In general, the heavier the bullet in any given caliber or diameter, the more energy it retains to keep pushing through the air and maintain velocity, and the deeper it penetrates once it strikes game. This is referred to as sectional density. A properly shaped bullet nose and a sharp point lessen resistance to the air, and the bullet flies faster, longer.

Shape, weight and diameter together determine a bullet’s Ballistic Coefficient, and BC best predicts flight performance as a bullet travels downrange. Nowadays, a bullet’s terminal mushrooming performance can be engineered regardless of point shape, making sleek, nicely pointed bullets with high BCs the obvious choice for flat long-range trajectory and punch.

Typically heavy hunting bullets, 160 grains in .270 and 220 grains in the .30s, work just fine if well-shaped. Any heavier, and they would be too long to stabilize in most hunting rifle barrels.

Rifles with faster rifling twist to accommodate super-heavy bullets started appearing in long-range target competition a few years ago, and we now see them shooting Berger’s big-game bullets.

How about hunting elk with a 180-grain bullet in 7 millimeter, one having an incredible BC of .659? OK, but the barrel rifling must have a faster twist.

Even within typical bullet weights, we can get a higher ballistic coefficient if we make the point longer and more slender. But these VLD bullets are also very long and also need a faster rifling twist.

A couple of years ago, Barnes, guided by military technology, introduced a new idea in varmint bullets. Predator hunters have always wanted fast, flat-shooting bullets for distant shots, but velocity tends to blow a large exit hole in a pelt, degrading the fur value. To answer this challenge, Barnes made a bullet core out of copper and tin powder, so tightly compressed it acts like solid metal—until it hits something. Then it just disintegrates.

Aptly called the Varmint Grenade, it is available in .224 and .243. I’ve taken several woodchucks with the bullets, and none has exited.

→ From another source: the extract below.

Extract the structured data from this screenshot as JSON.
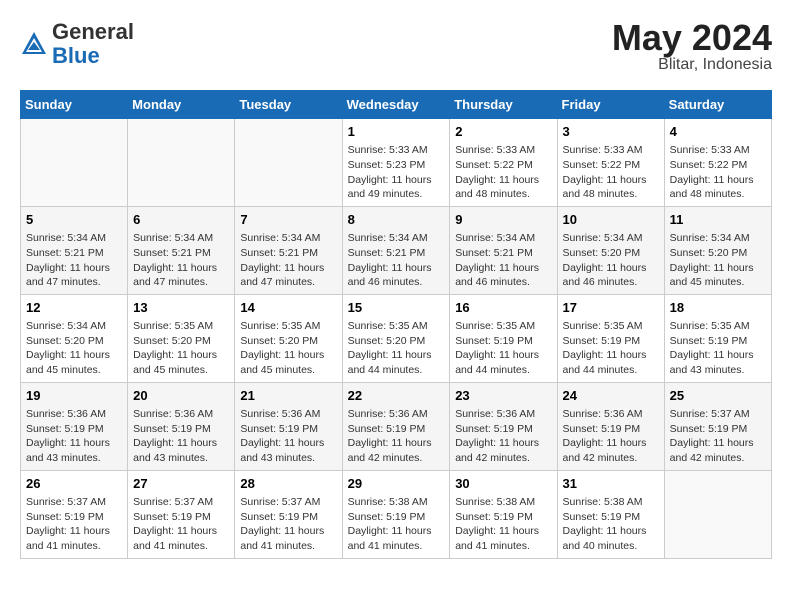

I believe Black Hills may be the only source for factory-loaded ammo topped with Grenades.

They also offer a Multi-Purpose Green lead-free bullet in .224, 6.8, .308 and 7.622x39. And new this year are Barnes Busters, heavyweight, heavily jacketed hunting handgun bullets for deep penetration, available in .44, .45 and .500.

Barnes TTSX also offers the possibility of going the other direction in hunting bullets, with very lightweight big-game bullets that retain 100 percent of their weight for deep penetration. In .308, they offer a 125-grain hunting bullet, and more recently, a 110-grain, which I hope to use this fall in a .309 JDJ carbine. I used a 120-grain Barnes TTSX in an Ultra Light Arms .284 last season, and I’ll try a 110-grain in that rifle this fall.

Paying extra for a premium bullet to better guarantee performance, especially when using cartridges at the fringe of their common-sense suggested use, can be a wise investment. And nowadays, which bullet is pretty much up to you.